Tempo psicanal. vol.53 no.2 Rio de Janeiro jul./dez. 2021

 

ARTIGOS

 

Abrindo o livro do mundo na pandemia da covid-19

 

Opening the world's book in the covid-19 pandemic

 

Abriendo el libro del mundo en la pandemia de la covid-19

 

 

Isabel Fortes*

Pontifícia Universidade Católica do Rio de Janeiro - PUC-Rio - Brasil

Endereço para correspondência

 

 

Resenha do livro: Birman, Joel. O trauma na pandemia do coronavírus: Suas dimensões políticas, sociais, econômicas, ecológicas, culturais, éticas e científicas. Rio de Janeiro: Civilização Brasileira, 167 páginas, 2020.

Em setembro de 2020, o livro Trauma na pandemia do coronavírus foi publicado pelo psicanalista Joel Birman, que começou a escrevê-lo em março de 2020, assim que se anunciou que nosso planeta estava tomado por uma pandemia, que ultrapassa em muito a dimensão de uma epidemia.

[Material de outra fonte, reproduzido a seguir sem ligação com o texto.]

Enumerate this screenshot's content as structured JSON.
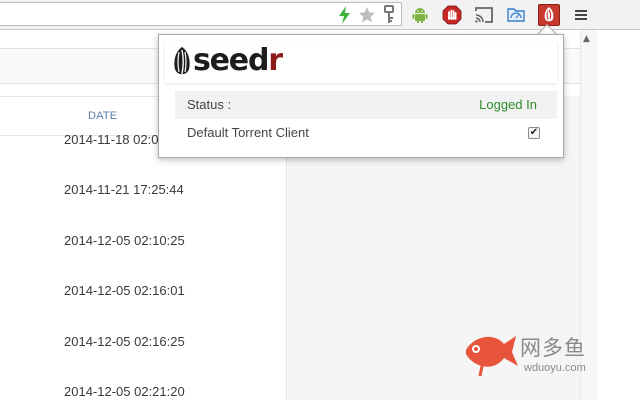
{
  "toolbar": {
    "icons": [
      "bolt-icon",
      "star-icon",
      "key-icon",
      "android-icon",
      "adblock-icon",
      "cast-icon",
      "folder-icon",
      "seedr-extension-icon",
      "menu-icon"
    ]
  },
  "table": {
    "date_header": "DATE",
    "dates": [
      "2014-11-18 02:0",
      "2014-11-21 17:25:44",
      "2014-12-05 02:10:25",
      "2014-12-05 02:16:01",
      "2014-12-05 02:16:25",
      "2014-12-05 02:21:20"
    ]
  },
  "popup": {
    "logo_main": "seed",
    "logo_accent": "r",
    "status_label": "Status :",
    "status_value": "Logged In",
    "status_color": "#2e8b2e",
    "client_label": "Default Torrent Client",
    "client_checked": true,
    "check_mark": "✔"
  },
  "watermark": {
    "title": "网多鱼",
    "url": "wduoyu.com"
  },
  "colors": {
    "accent": "#8e1a1a",
    "seedr_button": "#c7382f",
    "watermark_fish": "#e8533c"
  }
}
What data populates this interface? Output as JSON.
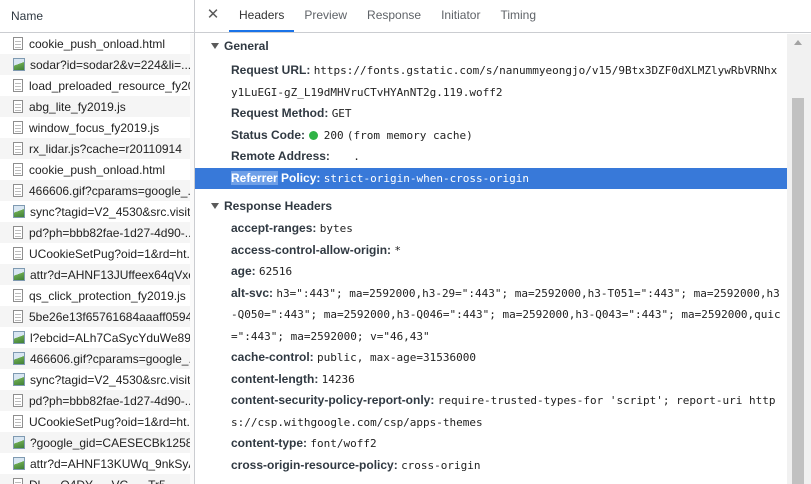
{
  "list": {
    "header": "Name",
    "items": [
      {
        "label": "cookie_push_onload.html",
        "icon": "file-icon"
      },
      {
        "label": "sodar?id=sodar2&v=224&li=...",
        "icon": "image-icon"
      },
      {
        "label": "load_preloaded_resource_fy20...",
        "icon": "file-icon"
      },
      {
        "label": "abg_lite_fy2019.js",
        "icon": "file-icon"
      },
      {
        "label": "window_focus_fy2019.js",
        "icon": "file-icon"
      },
      {
        "label": "rx_lidar.js?cache=r20110914",
        "icon": "file-icon"
      },
      {
        "label": "cookie_push_onload.html",
        "icon": "file-icon"
      },
      {
        "label": "466606.gif?cparams=google_...",
        "icon": "file-icon"
      },
      {
        "label": "sync?tagid=V2_4530&src.visit...",
        "icon": "image-icon"
      },
      {
        "label": "pd?ph=bbb82fae-1d27-4d90-...",
        "icon": "file-icon"
      },
      {
        "label": "UCookieSetPug?oid=1&rd=ht...",
        "icon": "file-icon"
      },
      {
        "label": "attr?d=AHNF13JUffeex64qVxe...",
        "icon": "image-icon"
      },
      {
        "label": "qs_click_protection_fy2019.js",
        "icon": "file-icon"
      },
      {
        "label": "5be26e13f65761684aaaff0594...",
        "icon": "file-icon"
      },
      {
        "label": "l?ebcid=ALh7CaSycYduWe89...",
        "icon": "image-icon"
      },
      {
        "label": "466606.gif?cparams=google_...",
        "icon": "image-icon"
      },
      {
        "label": "sync?tagid=V2_4530&src.visit...",
        "icon": "image-icon"
      },
      {
        "label": "pd?ph=bbb82fae-1d27-4d90-...",
        "icon": "file-icon"
      },
      {
        "label": "UCookieSetPug?oid=1&rd=ht...",
        "icon": "file-icon"
      },
      {
        "label": "?google_gid=CAESECBk1258...",
        "icon": "image-icon"
      },
      {
        "label": "attr?d=AHNF13KUWq_9nkSyA...",
        "icon": "image-icon"
      },
      {
        "label": "Dl......Q4DY......VC......Tr5...",
        "icon": "file-icon"
      }
    ]
  },
  "tabs": [
    "Headers",
    "Preview",
    "Response",
    "Initiator",
    "Timing"
  ],
  "active_tab": "Headers",
  "close_glyph": "✕",
  "general": {
    "title": "General",
    "request_url_label": "Request URL:",
    "request_url_value": "https://fonts.gstatic.com/s/nanummyeongjo/v15/9Btx3DZF0dXLMZlywRbVRNhxy1LuEGI-gZ_L19dMHVruCTvHYAnNT2g.119.woff2",
    "request_method_label": "Request Method:",
    "request_method_value": "GET",
    "status_code_label": "Status Code:",
    "status_code_value": "200",
    "status_code_note": "(from memory cache)",
    "remote_address_label": "Remote Address:",
    "remote_address_value": ".",
    "referrer_policy_label_hl": "Referrer",
    "referrer_policy_label_rest": " Policy:",
    "referrer_policy_value": "strict-origin-when-cross-origin"
  },
  "response_headers": {
    "title": "Response Headers",
    "items": [
      {
        "key": "accept-ranges:",
        "value": "bytes"
      },
      {
        "key": "access-control-allow-origin:",
        "value": "*"
      },
      {
        "key": "age:",
        "value": "62516"
      },
      {
        "key": "alt-svc:",
        "value": "h3=\":443\"; ma=2592000,h3-29=\":443\"; ma=2592000,h3-T051=\":443\"; ma=2592000,h3-Q050=\":443\"; ma=2592000,h3-Q046=\":443\"; ma=2592000,h3-Q043=\":443\"; ma=2592000,quic=\":443\"; ma=2592000; v=\"46,43\""
      },
      {
        "key": "cache-control:",
        "value": "public, max-age=31536000"
      },
      {
        "key": "content-length:",
        "value": "14236"
      },
      {
        "key": "content-security-policy-report-only:",
        "value": "require-trusted-types-for 'script'; report-uri https://csp.withgoogle.com/csp/apps-themes"
      },
      {
        "key": "content-type:",
        "value": "font/woff2"
      },
      {
        "key": "cross-origin-resource-policy:",
        "value": "cross-origin"
      }
    ]
  },
  "colors": {
    "selection": "#3879d9",
    "tab_active_underline": "#1a73e8",
    "status_ok": "#30b346"
  }
}
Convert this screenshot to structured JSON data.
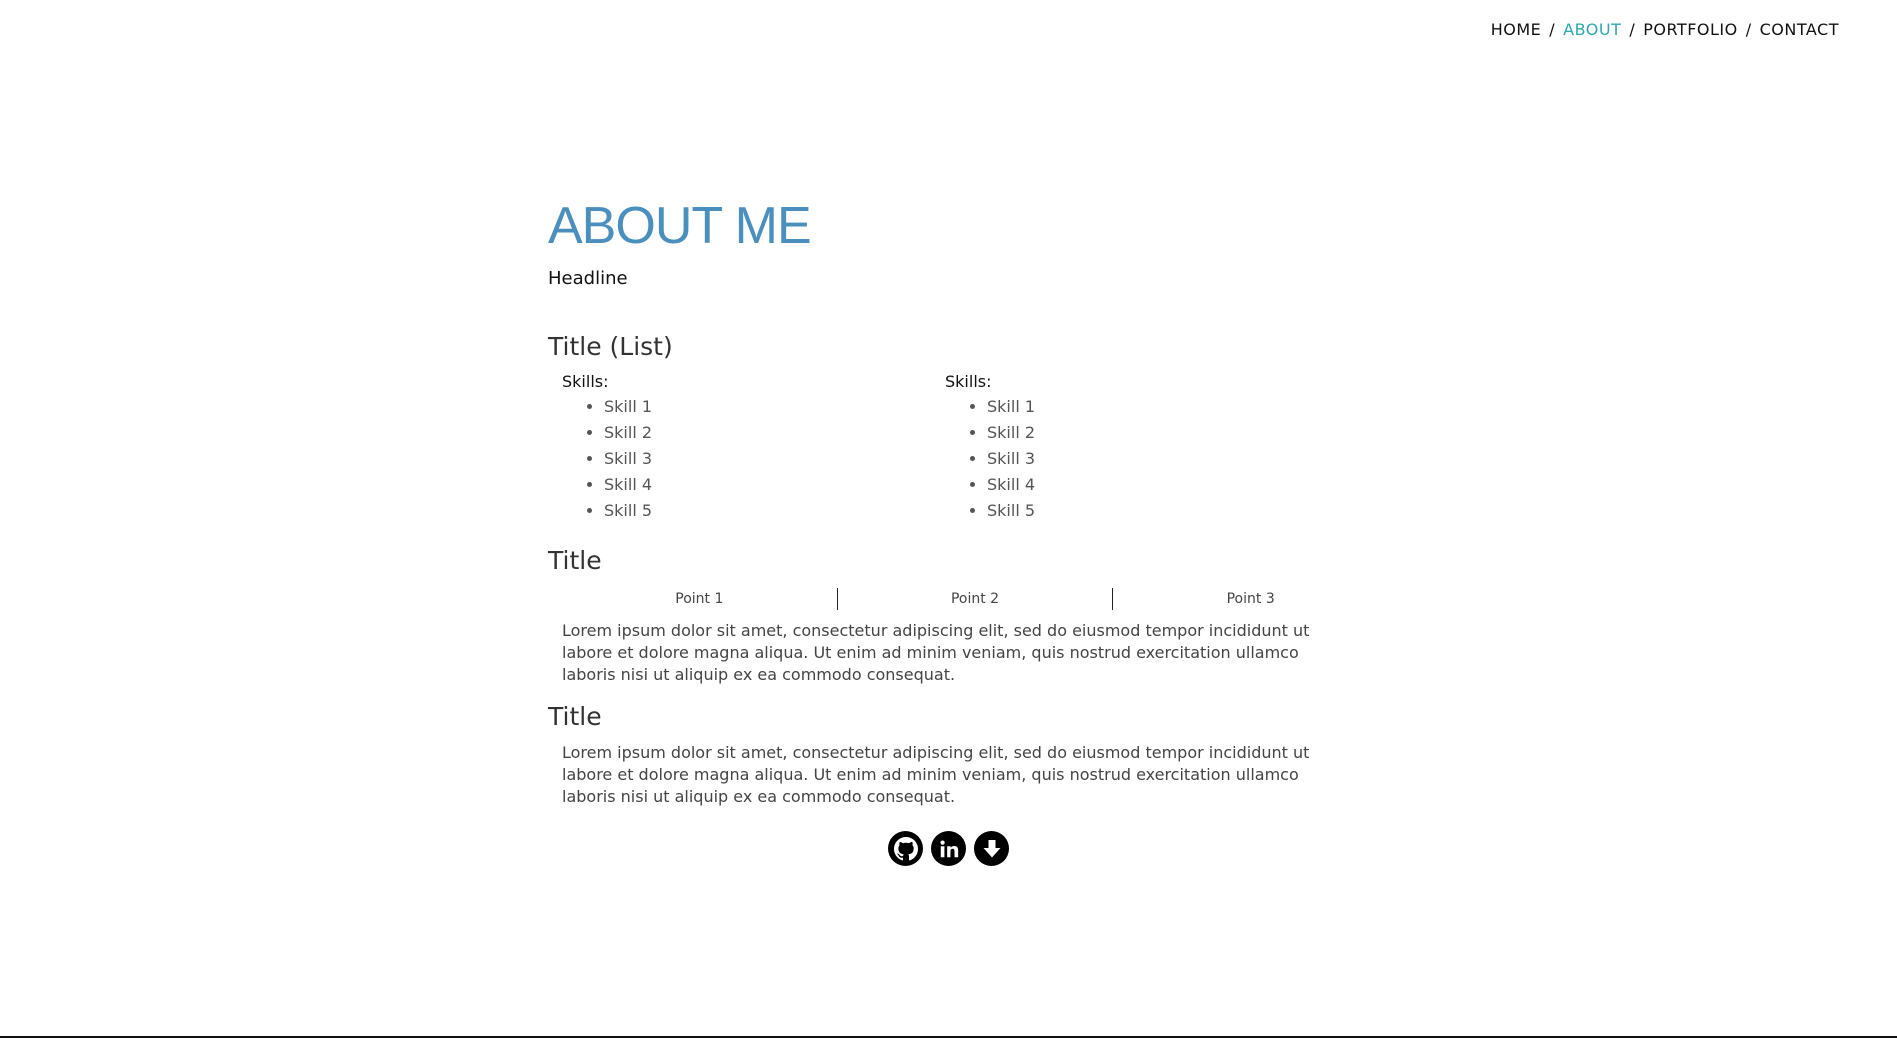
{
  "nav": {
    "items": [
      {
        "label": "HOME",
        "active": false
      },
      {
        "label": "ABOUT",
        "active": true
      },
      {
        "label": "PORTFOLIO",
        "active": false
      },
      {
        "label": "CONTACT",
        "active": false
      }
    ],
    "separator": "/",
    "active_color": "#2fa7b1"
  },
  "about": {
    "title": "ABOUT ME",
    "headline": "Headline",
    "title_color": "#4a8fbd"
  },
  "list_section": {
    "title": "Title (List)",
    "columns": [
      {
        "label": "Skills:",
        "items": [
          "Skill 1",
          "Skill 2",
          "Skill 3",
          "Skill 4",
          "Skill 5"
        ]
      },
      {
        "label": "Skills:",
        "items": [
          "Skill 1",
          "Skill 2",
          "Skill 3",
          "Skill 4",
          "Skill 5"
        ]
      }
    ]
  },
  "points_section": {
    "title": "Title",
    "points": [
      "Point 1",
      "Point 2",
      "Point 3"
    ],
    "text": "Lorem ipsum dolor sit amet, consectetur adipiscing elit, sed do eiusmod tempor incididunt ut labore et dolore magna aliqua. Ut enim ad minim veniam, quis nostrud exercitation ullamco laboris nisi ut aliquip ex ea commodo consequat."
  },
  "text_section": {
    "title": "Title",
    "text": "Lorem ipsum dolor sit amet, consectetur adipiscing elit, sed do eiusmod tempor incididunt ut labore et dolore magna aliqua. Ut enim ad minim veniam, quis nostrud exercitation ullamco laboris nisi ut aliquip ex ea commodo consequat."
  },
  "social": {
    "icons": [
      "github-icon",
      "linkedin-icon",
      "download-icon"
    ]
  }
}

A leitura pode ser feita de sôfrego, arrebatando o leitor desde a primeira linha, uma vez que não há pessoa no planeta que não esteja assombrada com a temática abordada em suas páginas. Somos convidados pelo autor a refletir sobre aquilo que estamos todos vivendo no momento mesmo da publicação e diante do que estamos todos perplexos e estonteados. Trata-se de um livro escrito no calor do momento da crise sanitária no mundo, e sua feitura revela uma extrema lucidez e capacidade ampla de análise do tema, o que dá ao leitor a sensação de se encontrar diante de um verdadeiro livro do mundo no tempo trágico da pandemia. Este livro é quase uma experiência terapêutica: não doura a pílula sobre o horror que passamos e ainda estamos passando, mas consegue colocar em palavras o irrepresentável, o que já é um alento. O livro aborda a pandemia em sua complexidade, tendo -- como o próprio título anuncia -- várias chaves de leitura: a social, a psicanalítica, a do campo da saúde mental e a política. Como salienta o psicanalista já na apresentação do livro, "a pandemia do coronavírus se mostrou uma catástrofe de enormes proporções humanitárias, sociais, econômicas, ao mesmo tempo que ecológicas e culturais" (p. 13).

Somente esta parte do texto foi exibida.